Chris Connolly: Did he make a lot of money?

Jack Fritscher: He made a lot of money as a photographer himself. He also married very well. At an early show, a man walked up to him named Sam Wagstaff who was a personality in his own right, a very remarkable collector of art and he walked up to Robert at an art exhibit in which Robert was showing and said, “I’m looking for someone to spoil.” And Robert, ever quick-witted, said, “You’ve found him.” So, Sam funded Robert. He didn’t need the NEA. Photography is an expensive art. You need great cameras, a studio, lights. And Robert was known for his printing of photographs as much as for his shooting. So, all of that was very carefully cashiered through the coffers of Sam Wagstaff. Sam died about five years before Robert and left him a notable estate. Out of that, Robert bankrolled himself and got into color work which is extraordinarily beautiful.

Chris Connolly: He was a victim of AIDS. At one point in the book, I think you quote him as saying, that everyone in his helix, everyone he has known, has gone.

Jack Fritscher: Yes, I said that in the helix between Robert and me nearly everyone is dead. Robert’s early passing is symbolic of so many artists who have died too young. We don’t know what he or they would have been doing were it not for death. Robert accelerated his life as many artists do, increasing their output, once he knew he was HIV positive. Had he lived longer, we would be seeing remarkable work from him. I would like to note his death as being symbolic of so many artists---on Broadway, in theaters, in dance, in all the arts, talents we will never see because of their early passing.

Chris Connolly: A lot of his estate has gone to AIDS research?

Jack Fritscher: $5,000,000 actually came here to Boston to Deaconess Hospital.

Chris Connolly: Where he was when he died.

Jack Fritscher: Yes, because he found he could get the best care here.
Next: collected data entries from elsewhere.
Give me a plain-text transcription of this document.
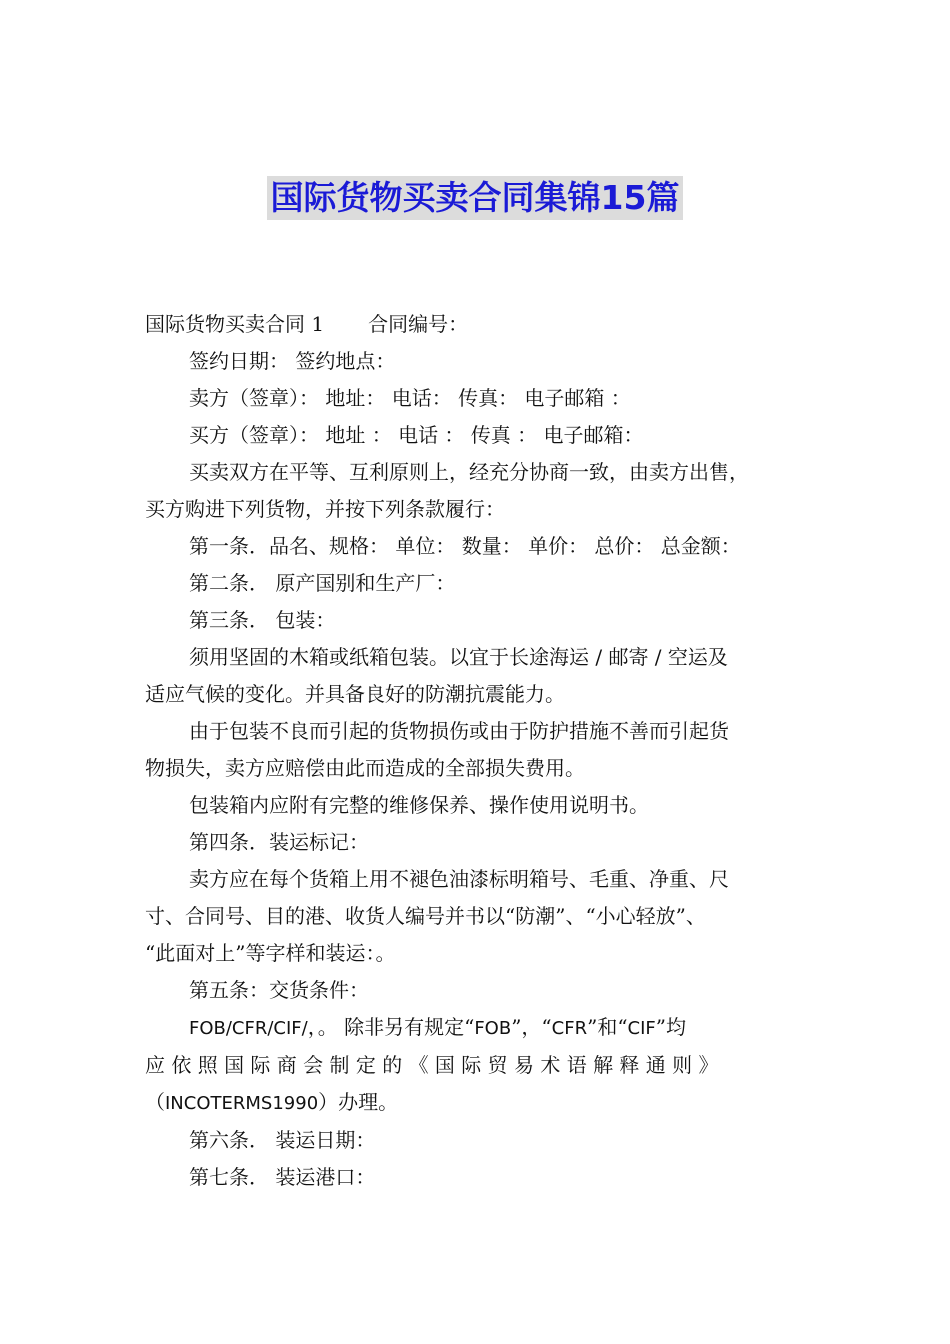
国际货物买卖合同集锦15篇

国际货物买卖合同 1 合同编号：

签约日期： 签约地点：

卖方（签章）： 地址： 电话： 传真： 电子邮箱 ：

买方（签章）： 地址 ： 电话 ： 传真 ： 电子邮箱：

买卖双方在平等、互利原则上，经充分协商一致，由卖方出售，

买方购进下列货物，并按下列条款履行：

第一条．品名、规格： 单位： 数量： 单价： 总价： 总金额：

第二条． 原产国别和生产厂：

第三条． 包装：

须用坚固的木箱或纸箱包装。以宜于长途海运 / 邮寄 / 空运及

适应气候的变化。并具备良好的防潮抗震能力。

由于包装不良而引起的货物损伤或由于防护措施不善而引起货

物损失，卖方应赔偿由此而造成的全部损失费用。

包装箱内应附有完整的维修保养、操作使用说明书。

第四条．装运标记：

卖方应在每个货箱上用不褪色油漆标明箱号、毛重、净重、尺

寸、合同号、目的港、收货人编号并书以“防潮”、“小心轻放”、

“此面对上”等字样和装运：。

第五条：交货条件：

FOB/CFR/CIF/，。 除非另有规定“FOB”，“CFR”和“CIF”均

应 依 照 国 际 商 会 制 定 的 《 国 际 贸 易 术 语 解 释 通 则 》

（INCOTERMS1990）办理。

第六条． 装运日期：

第七条． 装运港口：
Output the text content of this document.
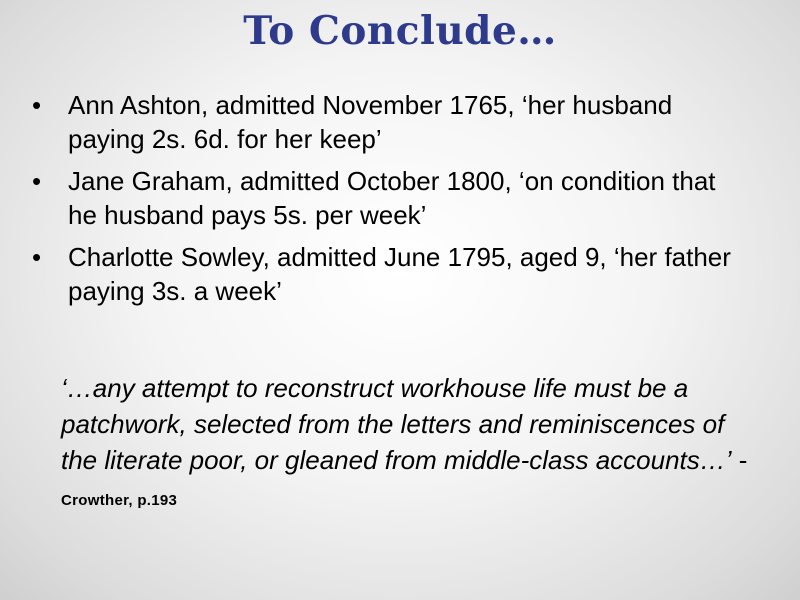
To Conclude…
•	Ann Ashton, admitted November 1765, ‘her husband paying 2s. 6d. for her keep’
•	Jane Graham, admitted October 1800, ‘on condition that he husband pays 5s. per week’
•	Charlotte Sowley, admitted June 1795, aged 9, ‘her father paying 3s. a week’

‘…any attempt to reconstruct workhouse life must be a patchwork, selected from the letters and reminiscences of the literate poor, or gleaned from middle-class accounts…’ - Crowther, p.193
Chris Connolly: How do you explain him? I showed your book to a number of people, folks I normally talk to in my normal life, a lot of people. And, from that, I would guess the reaction of main-stream America is going to be much closer to Jesse Helms than to what you would probably hope for. How do you open that door?

Jack Fritscher: There is a scare factor in getting to know even a little something about someone you are afraid of, but sometimes knowing something about them takes the fear away. What I tried to do in this book, what I set out to do, was kind of restore Robert Mapplethorpe as a person. You mentioned the photographs in the book and there are not photographs by Robert Mapplethorpe in the book.

Chris Connolly: That was the other question I was going to ask you.

Jack Fritscher: Yes, the photographs in the book are ones that I took, or other friends took, because in the photographs as well as in the text, I wanted the diverse images of him to restore a bit of the person who was Robert Mapplethorpe before Jesse Helms took ahold of him like a terrier and shook him out so nobody knew who he was. All most folks know is the controversy complicated by scholarly articles about his wonderful technique. Well, that’s wonderful and I’m glad he’s gotten both those kinds of attention. Now with the scandal, there’s also a lot of people buying Mapplethorpe books of photographs, but they don’t know who the person was who shot them. Ultimately, there rises, of course, curiosity about the artist no matter how scandalous. So sooner or later, there is a book about him that reveals he was a human being. I mean, Robert was lovable. I loved him. He was sweet. He was kind. Sooner or later there will be a movie about Robert Mapplethorpe, just as Ken Russell has many movies about artists who were considered forbidden in their time.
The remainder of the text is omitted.